La voz propia,
es muchas especies, es asunto crucial de sobrevivencia: los terneros, los
pingüinos, dependen de su propia y única voz para tener identidad y diferencia.
Faltaría una
parte a este ensayo si no se esbozan las formas de hallar la voz propia. La
primera es muy sencilla. Consiste en recuperar la niñez, el corto tiempo de
claridad y transparencia cuando somos nosotros mismos; antes de la acción
deformante de la escuela, el aconductamiento social y la opinión común. Cualquier
edad se puede perder, menos la niñez porque es y fue cuando fuimos nosotros
mismos y no teníamos sobrepuestos los roles sociales, que suelen confundirse
con el ser, siendo apenas una apariencia de ser con miras a un desempeño en
determinada esfera social.
La segunda forma
consiste en vencer el mayor miedo del ser, según Erik Froom. El miedo a estar
solo. Casi siempre se adhiere al otro, a su voz y su opinión con la ilusión de
estar en compañía y ser aceptado. Callamos así y pasamos por alto pequeñas al
principio y hasta grandes cosas con las que no estamos de acuerdo.

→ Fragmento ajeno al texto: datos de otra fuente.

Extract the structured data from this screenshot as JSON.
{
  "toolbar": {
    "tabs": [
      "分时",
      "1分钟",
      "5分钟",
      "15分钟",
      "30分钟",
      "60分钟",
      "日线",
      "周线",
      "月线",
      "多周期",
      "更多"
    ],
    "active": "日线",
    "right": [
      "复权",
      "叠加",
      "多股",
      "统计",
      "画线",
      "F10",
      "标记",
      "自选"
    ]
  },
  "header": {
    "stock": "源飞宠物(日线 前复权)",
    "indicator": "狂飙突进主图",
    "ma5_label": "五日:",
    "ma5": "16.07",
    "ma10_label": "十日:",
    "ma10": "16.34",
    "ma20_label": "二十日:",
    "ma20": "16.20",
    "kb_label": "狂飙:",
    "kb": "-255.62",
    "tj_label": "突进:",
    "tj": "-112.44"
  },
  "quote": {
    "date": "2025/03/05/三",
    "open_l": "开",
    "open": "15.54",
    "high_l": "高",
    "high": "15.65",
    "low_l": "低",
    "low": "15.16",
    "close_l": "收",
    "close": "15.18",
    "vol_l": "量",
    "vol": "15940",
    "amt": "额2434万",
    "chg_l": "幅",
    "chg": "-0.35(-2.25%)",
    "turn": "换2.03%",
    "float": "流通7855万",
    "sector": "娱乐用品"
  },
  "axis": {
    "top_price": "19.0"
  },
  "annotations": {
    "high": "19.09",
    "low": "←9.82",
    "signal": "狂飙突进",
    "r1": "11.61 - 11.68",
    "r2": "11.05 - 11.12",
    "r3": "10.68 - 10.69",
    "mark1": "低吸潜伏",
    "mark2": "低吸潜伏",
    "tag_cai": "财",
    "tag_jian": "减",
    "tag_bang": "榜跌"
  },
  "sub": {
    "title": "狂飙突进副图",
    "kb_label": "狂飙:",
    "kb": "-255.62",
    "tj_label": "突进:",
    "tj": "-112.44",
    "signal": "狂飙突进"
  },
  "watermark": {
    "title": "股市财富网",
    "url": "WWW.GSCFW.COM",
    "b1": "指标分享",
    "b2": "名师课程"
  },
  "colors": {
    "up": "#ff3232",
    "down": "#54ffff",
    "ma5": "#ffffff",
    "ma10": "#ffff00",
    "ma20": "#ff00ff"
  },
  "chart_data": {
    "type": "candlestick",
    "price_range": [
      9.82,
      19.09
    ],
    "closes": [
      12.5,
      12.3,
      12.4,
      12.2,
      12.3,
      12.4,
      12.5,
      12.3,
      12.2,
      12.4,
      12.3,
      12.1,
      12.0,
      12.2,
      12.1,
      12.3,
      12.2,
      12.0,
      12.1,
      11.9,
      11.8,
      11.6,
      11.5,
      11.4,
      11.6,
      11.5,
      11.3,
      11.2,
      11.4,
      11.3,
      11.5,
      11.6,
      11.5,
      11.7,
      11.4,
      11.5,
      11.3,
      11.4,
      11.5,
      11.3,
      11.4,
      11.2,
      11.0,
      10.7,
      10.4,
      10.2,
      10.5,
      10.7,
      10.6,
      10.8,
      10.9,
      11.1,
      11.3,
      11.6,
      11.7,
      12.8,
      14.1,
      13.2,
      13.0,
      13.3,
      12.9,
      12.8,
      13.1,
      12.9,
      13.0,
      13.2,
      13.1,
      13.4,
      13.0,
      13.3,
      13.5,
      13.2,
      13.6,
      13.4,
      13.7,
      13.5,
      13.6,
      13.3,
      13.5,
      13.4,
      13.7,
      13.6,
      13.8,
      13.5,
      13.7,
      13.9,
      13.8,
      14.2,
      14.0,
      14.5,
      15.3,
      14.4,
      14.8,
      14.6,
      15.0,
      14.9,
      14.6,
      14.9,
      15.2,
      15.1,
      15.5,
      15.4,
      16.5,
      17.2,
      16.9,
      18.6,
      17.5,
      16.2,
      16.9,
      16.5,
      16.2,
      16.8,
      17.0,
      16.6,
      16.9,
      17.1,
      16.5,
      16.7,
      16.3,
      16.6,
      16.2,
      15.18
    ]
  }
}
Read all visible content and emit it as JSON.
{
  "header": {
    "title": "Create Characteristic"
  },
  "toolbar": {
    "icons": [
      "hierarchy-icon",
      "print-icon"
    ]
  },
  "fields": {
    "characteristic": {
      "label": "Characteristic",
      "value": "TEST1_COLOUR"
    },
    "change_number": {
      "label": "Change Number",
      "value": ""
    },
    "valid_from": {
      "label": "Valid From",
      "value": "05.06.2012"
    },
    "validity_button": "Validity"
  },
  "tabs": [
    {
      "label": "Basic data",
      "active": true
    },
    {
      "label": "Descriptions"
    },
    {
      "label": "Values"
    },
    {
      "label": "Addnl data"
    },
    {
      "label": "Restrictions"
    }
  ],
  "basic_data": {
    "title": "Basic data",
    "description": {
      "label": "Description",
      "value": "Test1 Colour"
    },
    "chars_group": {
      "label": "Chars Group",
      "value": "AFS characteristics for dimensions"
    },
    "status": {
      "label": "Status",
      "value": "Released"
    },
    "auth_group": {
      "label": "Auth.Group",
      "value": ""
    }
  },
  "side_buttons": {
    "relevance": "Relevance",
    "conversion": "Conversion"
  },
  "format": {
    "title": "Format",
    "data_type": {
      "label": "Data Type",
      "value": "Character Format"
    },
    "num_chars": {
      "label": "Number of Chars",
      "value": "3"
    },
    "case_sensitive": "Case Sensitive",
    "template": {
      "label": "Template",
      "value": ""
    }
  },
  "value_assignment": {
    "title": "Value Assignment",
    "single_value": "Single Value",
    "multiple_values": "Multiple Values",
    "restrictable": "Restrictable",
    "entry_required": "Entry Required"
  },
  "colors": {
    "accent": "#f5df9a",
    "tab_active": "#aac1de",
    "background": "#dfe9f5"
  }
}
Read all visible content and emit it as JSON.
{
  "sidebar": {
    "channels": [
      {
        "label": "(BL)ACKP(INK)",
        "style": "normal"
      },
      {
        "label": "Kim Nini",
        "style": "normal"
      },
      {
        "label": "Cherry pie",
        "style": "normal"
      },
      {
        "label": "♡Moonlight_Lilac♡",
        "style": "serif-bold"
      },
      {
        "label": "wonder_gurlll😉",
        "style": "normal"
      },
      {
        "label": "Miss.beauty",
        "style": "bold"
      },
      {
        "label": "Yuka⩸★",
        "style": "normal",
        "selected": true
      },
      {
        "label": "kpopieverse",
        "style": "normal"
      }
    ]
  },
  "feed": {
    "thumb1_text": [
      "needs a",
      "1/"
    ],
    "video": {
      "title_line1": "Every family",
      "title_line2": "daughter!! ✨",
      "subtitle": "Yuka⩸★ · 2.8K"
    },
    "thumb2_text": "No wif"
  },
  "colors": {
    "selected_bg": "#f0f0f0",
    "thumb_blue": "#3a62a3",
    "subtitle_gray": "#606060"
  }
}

Contravenciones de morales, mezquindades, vicios y crueldad.
La tercera
consiste en oírnos a nosotros mismos, poner cerco al ruido que nos llega a
raudales de manera incontrolable. El ruido, el barullo, tiene como función
generar desorden y apagar las otras voces. Es en el fondo del silencio que
donde aflora nuestra propia voz, que solemos evadir cuando colgamos la
conciencia y atención de la interferencia permanente e inoportuna del que quiere
vender. Del falto profeta que mercadea la salvación, del ilusionista que tranza
con el deseo, del ciudadano ejemplar que lo que quiere es domeñar.
Finalmente, la
propia voz puede surgir de oír a los demás. Específicamente, a aquellos que
encontraron su propia voz y transmiten una visión genuina de sí mismos y una
impresión original e innovadora del mundo.